Gradient coding is a distributed computing technique for computing gradient vectors over large datasets by outsourcing partial computations to multiple workers, typically connected directly to the server. In this work, we investigate gradient coding in a hierarchical setting, where intermediate nodes sit between the server and workers. This structure reduces the communication load received at the server, which is a bottleneck in conventional gradient coding systems. In this paper, the intermediate nodes, referred to as relays, process the data received from workers and send the results to the server for the final gradient computation. Our main contribution is deriving the optimal communication-computation trade-off by designing a linear coding scheme, also considering straggling and adversarial nodes among both relays and workers.

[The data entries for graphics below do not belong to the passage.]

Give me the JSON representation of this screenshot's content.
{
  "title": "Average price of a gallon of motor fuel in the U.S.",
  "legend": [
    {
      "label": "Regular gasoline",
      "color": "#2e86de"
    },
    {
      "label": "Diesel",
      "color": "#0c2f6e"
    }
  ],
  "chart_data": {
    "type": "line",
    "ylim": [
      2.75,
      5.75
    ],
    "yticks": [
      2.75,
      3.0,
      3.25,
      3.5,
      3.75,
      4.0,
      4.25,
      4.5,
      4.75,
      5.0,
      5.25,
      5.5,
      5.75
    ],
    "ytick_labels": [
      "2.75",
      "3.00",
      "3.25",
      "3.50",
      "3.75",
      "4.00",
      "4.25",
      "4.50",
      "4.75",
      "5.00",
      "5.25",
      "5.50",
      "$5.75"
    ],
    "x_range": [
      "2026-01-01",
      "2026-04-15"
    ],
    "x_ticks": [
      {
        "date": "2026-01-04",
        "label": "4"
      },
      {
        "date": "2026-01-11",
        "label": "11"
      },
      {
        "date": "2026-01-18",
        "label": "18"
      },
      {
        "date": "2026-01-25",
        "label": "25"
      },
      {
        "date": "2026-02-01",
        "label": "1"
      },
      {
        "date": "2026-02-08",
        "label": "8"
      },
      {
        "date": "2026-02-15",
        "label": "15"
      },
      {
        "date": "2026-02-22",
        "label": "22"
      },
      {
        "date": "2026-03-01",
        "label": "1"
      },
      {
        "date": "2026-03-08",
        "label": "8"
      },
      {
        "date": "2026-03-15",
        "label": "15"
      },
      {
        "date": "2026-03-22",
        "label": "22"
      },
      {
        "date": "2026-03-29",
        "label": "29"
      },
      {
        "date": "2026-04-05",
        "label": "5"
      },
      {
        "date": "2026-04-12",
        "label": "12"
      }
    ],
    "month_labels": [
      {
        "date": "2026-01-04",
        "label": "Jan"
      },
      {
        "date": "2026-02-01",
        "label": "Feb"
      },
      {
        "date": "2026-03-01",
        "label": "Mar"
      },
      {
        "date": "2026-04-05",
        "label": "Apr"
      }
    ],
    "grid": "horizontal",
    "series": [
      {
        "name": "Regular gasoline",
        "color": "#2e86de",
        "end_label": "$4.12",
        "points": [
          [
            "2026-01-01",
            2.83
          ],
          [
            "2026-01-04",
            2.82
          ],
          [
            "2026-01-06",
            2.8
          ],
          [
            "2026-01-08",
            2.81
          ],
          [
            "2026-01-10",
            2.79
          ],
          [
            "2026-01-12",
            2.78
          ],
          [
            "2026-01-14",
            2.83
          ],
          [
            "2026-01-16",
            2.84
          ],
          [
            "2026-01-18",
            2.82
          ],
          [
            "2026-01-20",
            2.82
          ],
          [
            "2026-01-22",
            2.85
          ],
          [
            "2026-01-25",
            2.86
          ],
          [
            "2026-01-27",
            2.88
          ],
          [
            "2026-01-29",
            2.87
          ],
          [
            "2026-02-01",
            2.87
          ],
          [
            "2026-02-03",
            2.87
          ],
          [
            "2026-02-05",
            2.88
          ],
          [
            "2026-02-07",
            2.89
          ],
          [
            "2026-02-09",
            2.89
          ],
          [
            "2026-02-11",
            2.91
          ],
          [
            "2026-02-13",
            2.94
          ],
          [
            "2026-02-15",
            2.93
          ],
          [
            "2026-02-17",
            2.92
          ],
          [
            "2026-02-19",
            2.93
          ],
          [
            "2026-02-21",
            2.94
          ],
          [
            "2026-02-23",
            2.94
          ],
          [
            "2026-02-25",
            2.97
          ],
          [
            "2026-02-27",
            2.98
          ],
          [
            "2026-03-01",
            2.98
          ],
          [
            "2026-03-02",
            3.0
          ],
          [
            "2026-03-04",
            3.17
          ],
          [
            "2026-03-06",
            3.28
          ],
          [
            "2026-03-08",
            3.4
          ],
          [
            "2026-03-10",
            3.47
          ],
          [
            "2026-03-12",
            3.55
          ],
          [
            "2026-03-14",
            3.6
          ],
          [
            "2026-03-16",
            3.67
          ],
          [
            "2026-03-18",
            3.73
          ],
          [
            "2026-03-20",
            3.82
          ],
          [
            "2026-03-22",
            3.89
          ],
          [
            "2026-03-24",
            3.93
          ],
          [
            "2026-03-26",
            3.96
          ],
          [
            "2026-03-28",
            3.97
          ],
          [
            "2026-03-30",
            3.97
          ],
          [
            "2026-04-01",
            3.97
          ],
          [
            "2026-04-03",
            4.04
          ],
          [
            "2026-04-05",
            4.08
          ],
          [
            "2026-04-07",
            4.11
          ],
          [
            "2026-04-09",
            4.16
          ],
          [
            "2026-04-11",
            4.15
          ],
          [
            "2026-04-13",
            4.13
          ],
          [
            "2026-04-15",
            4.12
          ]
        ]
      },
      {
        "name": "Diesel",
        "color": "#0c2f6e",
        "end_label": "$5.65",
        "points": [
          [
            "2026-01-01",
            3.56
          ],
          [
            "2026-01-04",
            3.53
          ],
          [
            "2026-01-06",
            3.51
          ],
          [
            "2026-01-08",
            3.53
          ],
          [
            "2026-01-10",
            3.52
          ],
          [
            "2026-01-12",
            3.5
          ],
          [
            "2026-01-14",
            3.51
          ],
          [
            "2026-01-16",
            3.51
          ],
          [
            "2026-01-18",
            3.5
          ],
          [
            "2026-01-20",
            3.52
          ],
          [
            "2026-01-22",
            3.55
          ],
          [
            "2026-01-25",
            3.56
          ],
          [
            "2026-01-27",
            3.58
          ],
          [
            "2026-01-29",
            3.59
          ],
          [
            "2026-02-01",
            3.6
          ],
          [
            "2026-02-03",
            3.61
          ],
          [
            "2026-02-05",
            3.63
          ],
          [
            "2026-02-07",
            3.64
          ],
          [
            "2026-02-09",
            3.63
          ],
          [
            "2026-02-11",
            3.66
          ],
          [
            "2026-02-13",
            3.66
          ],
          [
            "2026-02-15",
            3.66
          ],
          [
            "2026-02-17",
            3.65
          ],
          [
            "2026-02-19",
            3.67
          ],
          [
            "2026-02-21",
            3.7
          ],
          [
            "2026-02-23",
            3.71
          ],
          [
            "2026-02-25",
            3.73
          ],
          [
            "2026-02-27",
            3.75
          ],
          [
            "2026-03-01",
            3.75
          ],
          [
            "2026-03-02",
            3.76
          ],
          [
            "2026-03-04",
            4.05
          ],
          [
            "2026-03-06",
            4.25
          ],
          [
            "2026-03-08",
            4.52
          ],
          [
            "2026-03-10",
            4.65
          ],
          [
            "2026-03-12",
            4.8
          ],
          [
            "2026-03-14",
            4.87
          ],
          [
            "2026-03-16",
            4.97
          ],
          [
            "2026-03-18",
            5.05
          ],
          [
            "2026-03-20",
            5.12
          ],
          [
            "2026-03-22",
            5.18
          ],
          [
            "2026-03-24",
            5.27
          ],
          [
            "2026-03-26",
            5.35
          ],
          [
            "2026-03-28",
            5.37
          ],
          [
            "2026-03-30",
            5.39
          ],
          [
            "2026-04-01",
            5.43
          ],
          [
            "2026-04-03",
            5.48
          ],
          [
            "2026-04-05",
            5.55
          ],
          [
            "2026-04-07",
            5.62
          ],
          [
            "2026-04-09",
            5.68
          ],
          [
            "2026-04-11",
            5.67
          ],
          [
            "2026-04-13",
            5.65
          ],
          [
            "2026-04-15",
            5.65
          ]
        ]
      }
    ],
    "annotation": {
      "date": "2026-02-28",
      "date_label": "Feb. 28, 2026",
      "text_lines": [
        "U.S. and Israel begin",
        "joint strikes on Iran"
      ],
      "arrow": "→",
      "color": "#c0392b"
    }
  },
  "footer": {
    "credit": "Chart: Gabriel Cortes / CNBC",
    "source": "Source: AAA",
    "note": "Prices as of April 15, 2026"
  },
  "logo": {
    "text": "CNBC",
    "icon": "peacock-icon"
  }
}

We propose a coding scheme which achieves both the optimal relay-to-server communication load and the optimal worker-to-relay communication load. We further extend our setting to incorporate privacy by requiring that relays learn no information about the computed partial gradients from the messages they receive. This is achieved by introducing shared randomness among workers, allowing each worker to encode its partial gradients such that the randomness cannot be canceled out at the relay. Meanwhile, the server can successfully decode the global gradient by eliminating this randomness after receiving the computations of the non-straggling relays. Importantly, this privacy guarantee is achieved without increasing the overall communication load.